THOUSANDS of pupils from secondary schools across West Dunbartonshire will be hit by industrial action on Tuesday.
Five secondary schools will be shut to pupils as teachers from the Educational Institute of Scotland (EIS) take a day of action over plans to save money by cutting the number of promoted staff.
Members of the EIS will picket Clydebank High School, Dumbarton Academy, Our Lady and St Patrick's High School, St Peter the Apostle High School and Vale of Leven Academy. Staff from other unions will attend school as normal.
The action is being taken in protest at plans by West Dunbartonshire Council to cut the number of principal teachers in schools which unions say will damage education and add to workload.
However, the council argues the practice is widespread across Scotland and will result in no reduction in teaching time.
Larry Flanagan, general secretary of the EIS, said: "Secondary teachers in West Dunbartonshire are making a stand in opposition to cuts that will have a long-term damaging impact on education provision in all the council's secondary schools.
"This management restructuring of secondary schools is, in reality, a financially driven cut that will have serious implications for pupils and teachers.
"The move would result in a loss of specialist leadership in subject departments, and a diminution of the support available to teachers and pupils alike."
A council spokeswoman apologised to pupils and parents over the disruption and said the council was doing "everything we can" to find a solution.
She said: "We met with senior union officials three days ago to try to avoid the need for strike action and presented a package of nine new measures that would address the issue of workload at our secondary schools.
"We also offered to work with the Advisory, Conciliation and Arbitration Service to resolve this through negotiation. Unfortunately, EIS was unwilling to postpone the strike action.
"It is important to highlight that faculty structures exist in most councils in Scotland and that the unions have never previously taken industrial action in opposition to them.

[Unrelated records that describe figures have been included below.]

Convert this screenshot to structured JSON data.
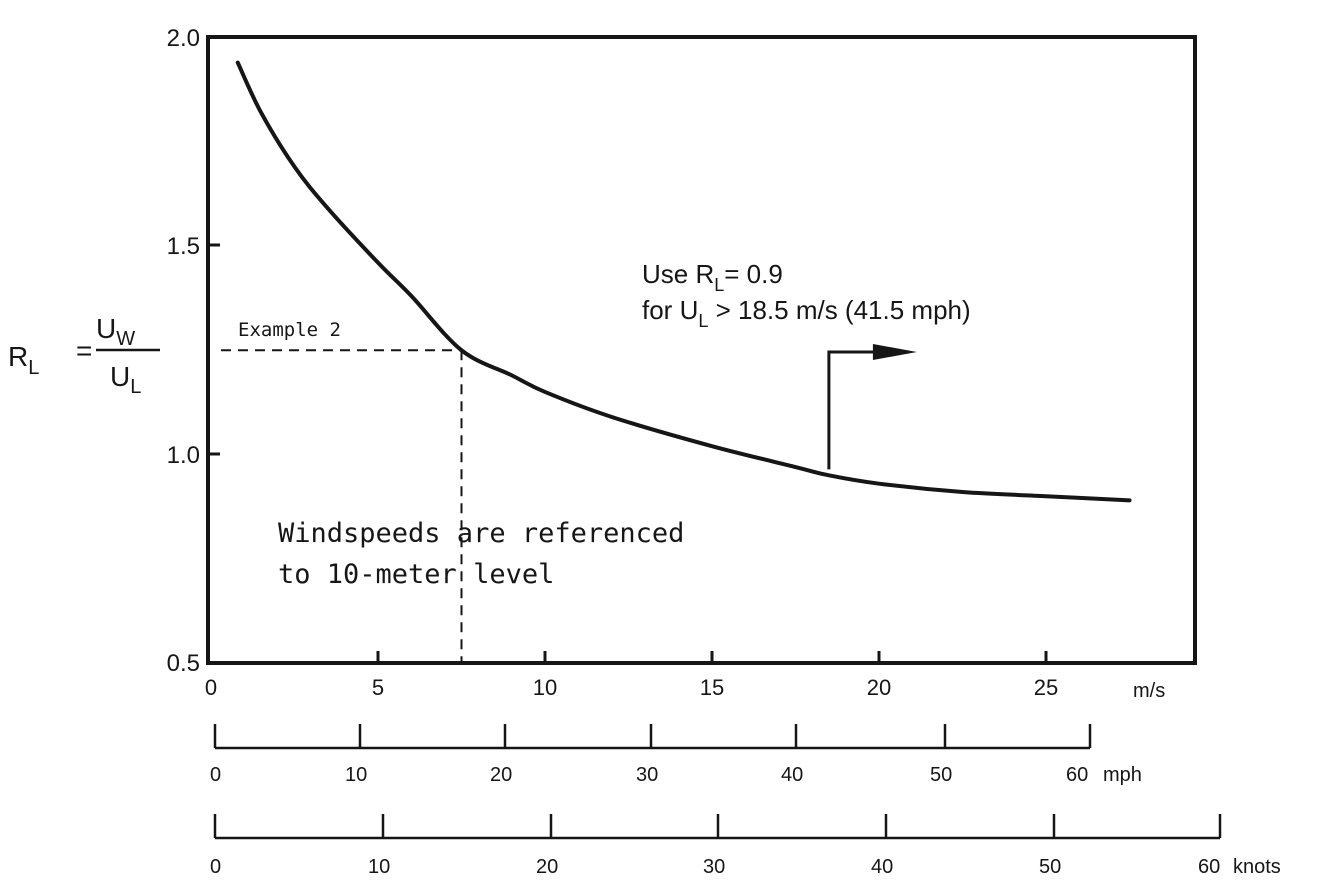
{
  "chart_data": {
    "type": "line",
    "x": [
      0.8,
      1.5,
      2.5,
      3.5,
      5,
      6,
      7.5,
      9,
      10,
      12,
      15,
      17.5,
      18.5,
      20,
      22.5,
      25,
      27.5
    ],
    "series": [
      {
        "values": [
          1.94,
          1.82,
          1.69,
          1.59,
          1.46,
          1.38,
          1.25,
          1.19,
          1.15,
          1.09,
          1.02,
          0.97,
          0.95,
          0.93,
          0.91,
          0.9,
          0.89
        ]
      }
    ],
    "xlim": [
      0,
      29.5
    ],
    "ylim": [
      0.5,
      2.0
    ],
    "yticks": [
      "2.0",
      "1.5",
      "1.0",
      "0.5"
    ],
    "xticks": [
      "0",
      "5",
      "10",
      "15",
      "20",
      "25"
    ],
    "xunit": "m/s",
    "ylabel": {
      "lhs_main": "R",
      "lhs_sub": "L",
      "equals": "=",
      "num_main": "U",
      "num_sub": "W",
      "den_main": "U",
      "den_sub": "L"
    },
    "mph_axis": {
      "ticks": [
        "0",
        "10",
        "20",
        "30",
        "40",
        "50",
        "60"
      ],
      "unit": "mph"
    },
    "knots_axis": {
      "ticks": [
        "0",
        "10",
        "20",
        "30",
        "40",
        "50",
        "60"
      ],
      "unit": "knots"
    },
    "example": {
      "label": "Example 2",
      "x": 7.5,
      "y": 1.25
    },
    "note": {
      "line1": "Windspeeds are referenced",
      "line2": "to 10-meter level"
    },
    "callout": {
      "x": 18.5,
      "y": 0.95,
      "line1_a": "Use R",
      "line1_sub": "L",
      "line1_b": "= 0.9",
      "line2_a": "for U",
      "line2_sub": "L",
      "line2_b": " > 18.5 m/s (41.5 mph)"
    },
    "grid": false,
    "legend": "none",
    "colors": {
      "ink": "#161616",
      "background": "#ffffff"
    }
  }
}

"Our own carefully-considered structure is more generous in terms of school management posts than many. The management restructure will result in no reduction in teachers, no reduction in teaching time and no reduction in management time."
The EIS has asked the council's ruling Labour group to agree to a review if its decision and to enter into constructive talks with the EIS local association to prevent the dispute escalating.
The proposals will mean schools no longer having a dedicated principal teacher in charge of every subject. Instead, subjects will be grouped together in so-called faculties with one principal teacher in charge.
The move to called faculties has been an issue in councils across Scotland over the past few years with some local authorities merging subject areas such as history, geography and English.
Teaching unions argue the move can see subject groupings which bear no relationship to each resulting in departments with faculty heads who have no understanding of the subjects they are in charge of.